How fast is 10 tokens per second really?

Mike Veerman's interactive token-speed simulator addresses a persistent friction point in LLM evaluation: the gap between advertised throughput metrics and user experience. By rendering real-time token generation across a 5-800 tokens/second range, the tool lets practitioners calibrate expectations against actual latency perception, surfacing why a model's raw speed claim often diverges from perceived responsiveness. This matters as inference speed becomes a primary competitive lever in the model market, and buyers increasingly need intuition for what throughput numbers mean in practice.
Modelwire context
ExplainerThe deeper issue the summary sidesteps is that tokens-per-second is a throughput measure, not a latency measure, and conflating the two is where most practitioner confusion originates. A model streaming at 50 tokens/second feels very different depending on whether you are reading prose, waiting for a code block to complete, or piping output into another system.

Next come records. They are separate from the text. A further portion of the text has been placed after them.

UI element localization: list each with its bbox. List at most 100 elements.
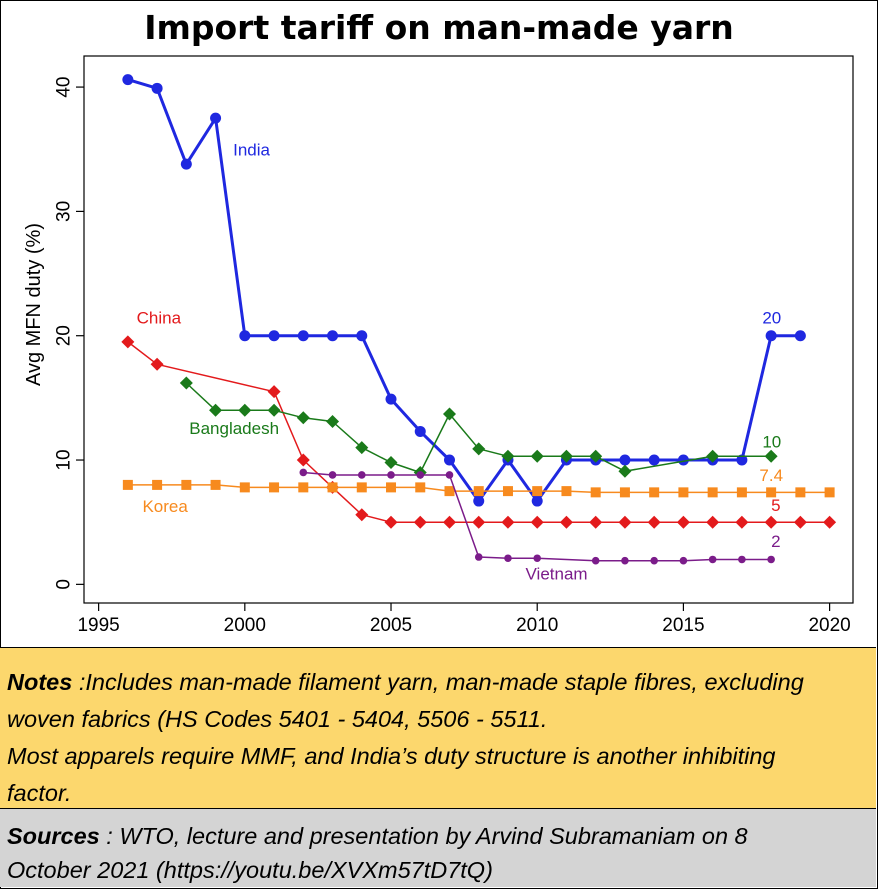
data-point-india <box>473 495 485 507</box>
data-point-india <box>122 74 134 86</box>
data-point-india <box>327 330 339 342</box>
data-point-bangladesh <box>442 407 456 421</box>
data-point-vietnam <box>474 553 483 561</box>
notes-line-3: Most apparels require MMF, and India’s d… <box>7 743 776 769</box>
y-axis-label: Avg MFN duty (%) <box>23 223 45 386</box>
data-point-china <box>355 508 369 522</box>
data-point-korea <box>239 482 250 493</box>
data-point-vietnam <box>738 555 746 564</box>
data-point-korea <box>795 487 806 498</box>
data-point-china <box>618 515 632 529</box>
data-point-china <box>706 515 720 529</box>
data-point-vietnam <box>445 471 454 479</box>
annotation-label: Vietnam <box>526 564 588 583</box>
data-point-korea <box>210 479 221 490</box>
data-point-bangladesh <box>355 441 369 455</box>
data-point-korea <box>619 487 630 498</box>
data-point-korea <box>298 482 309 493</box>
data-point-bangladesh <box>384 456 398 470</box>
data-point-china <box>501 515 515 529</box>
data-point-bangladesh <box>326 414 340 428</box>
series-line-vietnam <box>303 471 772 562</box>
data-point-bangladesh <box>267 403 281 417</box>
data-point-vietnam <box>504 554 512 563</box>
x-tick-label: 2005 <box>370 615 412 636</box>
data-point-bangladesh <box>472 442 486 456</box>
data-point-korea <box>707 487 718 498</box>
annotation-label: 20 <box>762 308 781 327</box>
data-point-vietnam <box>387 471 395 479</box>
y-tick-label: 30 <box>54 201 75 222</box>
data-point-vietnam <box>328 471 337 479</box>
data-point-china <box>764 515 778 529</box>
annotation-label: China <box>137 308 182 327</box>
x-tick-label: 2010 <box>516 615 558 636</box>
data-point-korea <box>444 486 455 497</box>
data-point-india <box>151 82 163 94</box>
data-point-bangladesh <box>238 403 252 417</box>
data-point-china <box>530 515 544 529</box>
data-point-india <box>794 330 806 342</box>
annotation-label: 10 <box>762 433 781 452</box>
y-tick-label: 0 <box>54 579 75 590</box>
data-point-korea <box>415 482 426 493</box>
data-point-india <box>180 158 192 170</box>
data-point-china <box>121 335 135 349</box>
y-tick-label: 40 <box>54 77 75 98</box>
data-point-bangladesh <box>589 449 603 463</box>
data-point-india <box>239 330 251 342</box>
data-point-bangladesh <box>618 464 632 478</box>
data-point-bangladesh <box>501 449 515 463</box>
annotation-label: 5 <box>771 496 780 515</box>
data-point-vietnam <box>708 555 717 564</box>
data-point-korea <box>532 486 543 497</box>
sources-line-1: Sources : WTO, lecture and presentation … <box>7 819 868 853</box>
data-point-bangladesh <box>296 411 310 425</box>
data-point-china <box>647 515 661 529</box>
data-point-china <box>793 515 807 529</box>
x-tick-label: 1995 <box>77 615 119 636</box>
sources-box: Sources : WTO, lecture and presentation … <box>0 809 876 887</box>
data-point-india <box>297 330 309 342</box>
notes-box: Notes :Includes man-made filament yarn, … <box>0 647 876 809</box>
data-point-korea <box>824 487 835 498</box>
data-point-india <box>443 454 455 466</box>
x-tick-label: 2000 <box>224 615 266 636</box>
data-point-korea <box>502 486 513 497</box>
data-point-vietnam <box>533 554 542 563</box>
data-point-china <box>676 515 690 529</box>
notes-line-2: woven fabrics (HS Codes 5401 - 5404, 550… <box>7 706 548 732</box>
data-point-bangladesh <box>706 449 720 463</box>
notes-label: Notes <box>7 669 73 695</box>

The related Modelwire coverage from this week on AI coding capabilities driving robotics deployment (the OpenClaw agent piece) is largely disconnected from this story in terms of subject matter, but it does underscore a shared underlying dynamic: as AI moves into production infrastructure, the gap between benchmark numbers and real operational behavior becomes a practical problem, not just an academic one. Developers building physical systems with LLM-generated code care about inference latency in a very concrete way. Veerman's tool is a small but useful contribution to closing that gap at the evaluation stage, before deployment decisions are made.
Watch whether inference providers such as Groq or Cerebras begin citing perceptual benchmarks alongside raw throughput figures in their marketing within the next two quarters. If they do, it signals that perceived responsiveness is becoming a commercial differentiator, not just a developer curiosity.
This analysis is generated by Modelwire’s editorial layer from our archive and the summary above. It is not a substitute for the original reporting. How we write it.